Your one-stop guide to the events of the year to come

I know exactly what's running through your mind right now: Fear, anxiety and uncertainty about the year ahead. For the next eight months, your destiny will fall squarely in the hands of nature, fate, God and Lee Bollinger. And it's scary as hell.

"Dang!" you panic, frightened by your fickle world. "Who's gonna govern this state? Are we gonna pull off that Rose Bowl thing again? And why do we keep pissing off Osama bin Laden?"

Now, I don't claim to have ESP like the mystic Dionne Warwick. Instead, my uncanny insight into all your most intimate fears comes from personally surviving a decade and a half of fall semesters. I've come to realize that it's always the same seasonal dread that grips we academic mutants every September: We have no idea what to expect. Standing blind at the brink of a new chapter of our lives, we are predictably gripped by trepidation.

But, as I see it, there is no real reason to fear the events of the year ahead for the future is more or less predictable. In case you haven't noticed by now, history progresses in cycles, constantly replaying past events in new and perverted forms. The future will merely be the aftermath of past events. Nothing should come as too much of a surprise.


Scott
Hunter

Roll Through
the Soul

So, in my endless concern for the psychological welfare of all anxious Wolverines, I have compiled here my predictions for the school year ahead: The Student's Guide to the 1998-1999 Academic Year. Be sure to toss this one in your planner. It's everything you'll need for a year free of surprises.
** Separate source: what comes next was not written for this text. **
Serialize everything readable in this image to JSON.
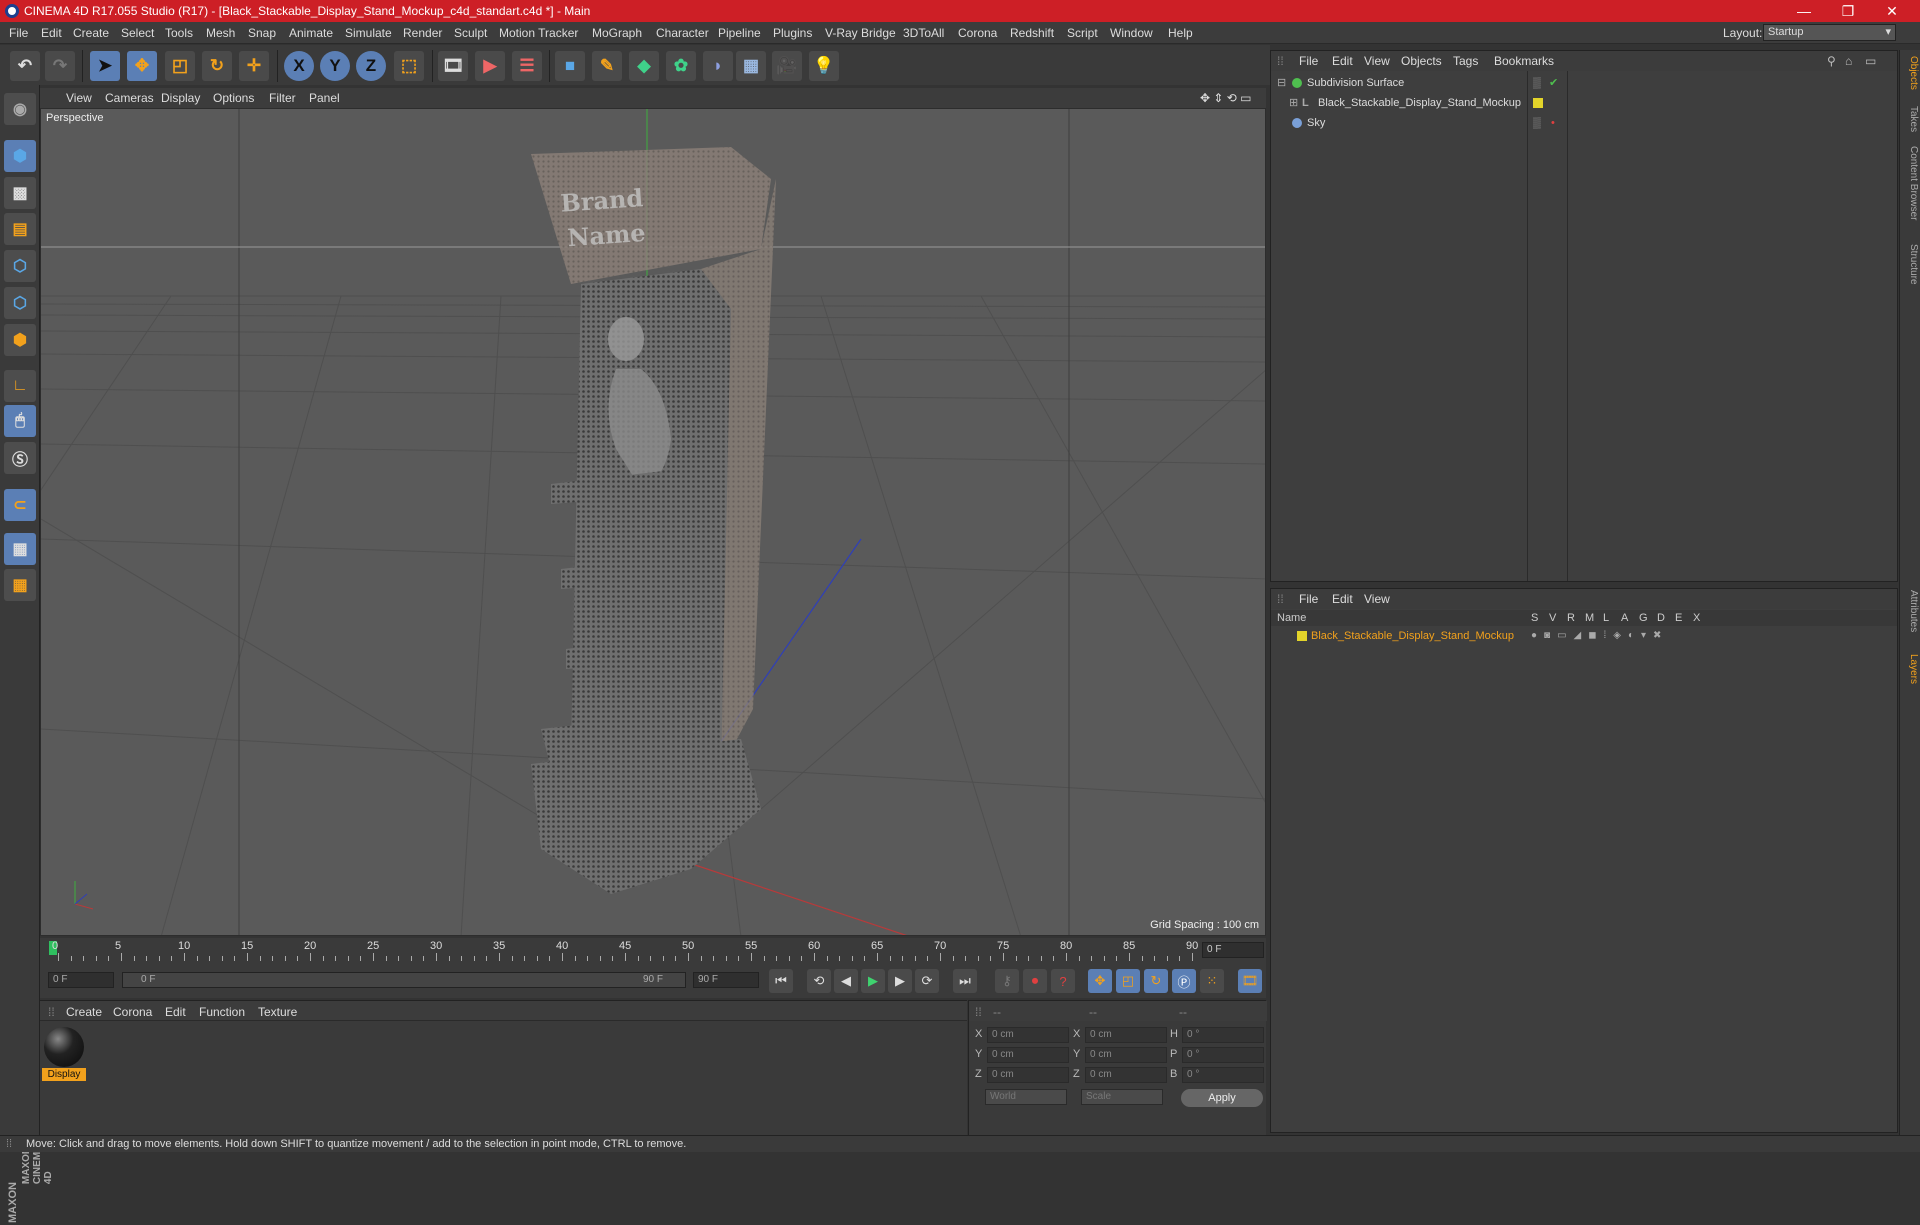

Just think of me as your very own Psychic Friend.

* Sept. 22 - "White House, Dirty Blouse: The Monica Lewinsky Story" airs on Cinemax.

* Sept. 26 - After being overpowered at last year's Rose Bowl-ticket-clenching Ohio State football game, DPS vows not to be defeated again when it enlists the services of Angela Bassett to fortify its security force at the Michigan State game.

* Sept. 29 - Following the trend of Propositions 227 and 209, California voters pass Proposition 336, making it illegal to be a minority or non-English speaking person within the state of California.

* Nov. 7 - Bowing to pressure from students to keep the University's image on the cutting edge, the marching band debuts Puff Daddy's "Hail to the Victors (Bad Boy remix)" featuring Ma$e, and Lil' Kim at the Penn State game.

* Nov. 12 - Controversy ensues when Bill Clinton signs a $3.7 million endorsement deal with Phillip-Morris to promote the tobacco giant's new line of ribbed cigars.

* Dec. 4 - Jessica Curtin becomes the first student to sit on the University Board of Regents.

* Jan. 7 - Owing largely to new information revealed during testimony in the Monica Lewinsky trial, the Paula Jones suit returns to court.

* Jan. 8 - Commander-in-Chief Clinton orders the bombing of suspected sites of terrorist activity in the rebel territory of Quebec.

* Feb. 22 - In an attempt to increase consumer base and boost market share, Pfizer, Inc. expands its product line by introducing Viagra Gel-Caps, Viagra Extended Relief Caplets, and the controversial Viagra Patch.

* Mar. 8 - After managing to stay financially afloat through the turbulent 1990s, Dow Corning is finally forced into bankruptcy when Janet Jackson files suit for $100 million in damages.

* Mar. 19 - An unprecedented 73 percent of the student body votes in this year's MSA elections. The sharp rise comes after MSA officials, in a bit of election-time ingenuity, set up online voting terminals at frat parties campuswide.

* Mar. 22 - James Cameron's new epic film "Mayflower" starring Fred Savage fails to sweep this year's Academy Awards.

* Mar. 27 - Newly inaugurated governor Geoffrey Fieger admits in a nationally televised interview that there isn't, nor has there ever been, any Dr. Jack Kevorkian.

* Apr. 8 - The University Board of Regents approves a 4.7-percent tuition increase for the 1999-2000 school year. Acknowledging the exorbitant cost of a Michigan education, Office of Financial Aid officials unveil on the same day a slate of innovative payment options including grants, loans and the new Post-Graduate Sharecropping Program.

* Apr. 14 - Thanks to the financial savvy of Lee Bollinger, the University earns more than $2.9 million when "The Naked Mile" is televised live on Pay-Per-View.

And so will flow the days of your 1998-1999 academic year. It's just been laid out for you, crisp and clear in the pages of The Michigan Daily. So, if anything should go wrong in your life this year, don't say I didn't warn you.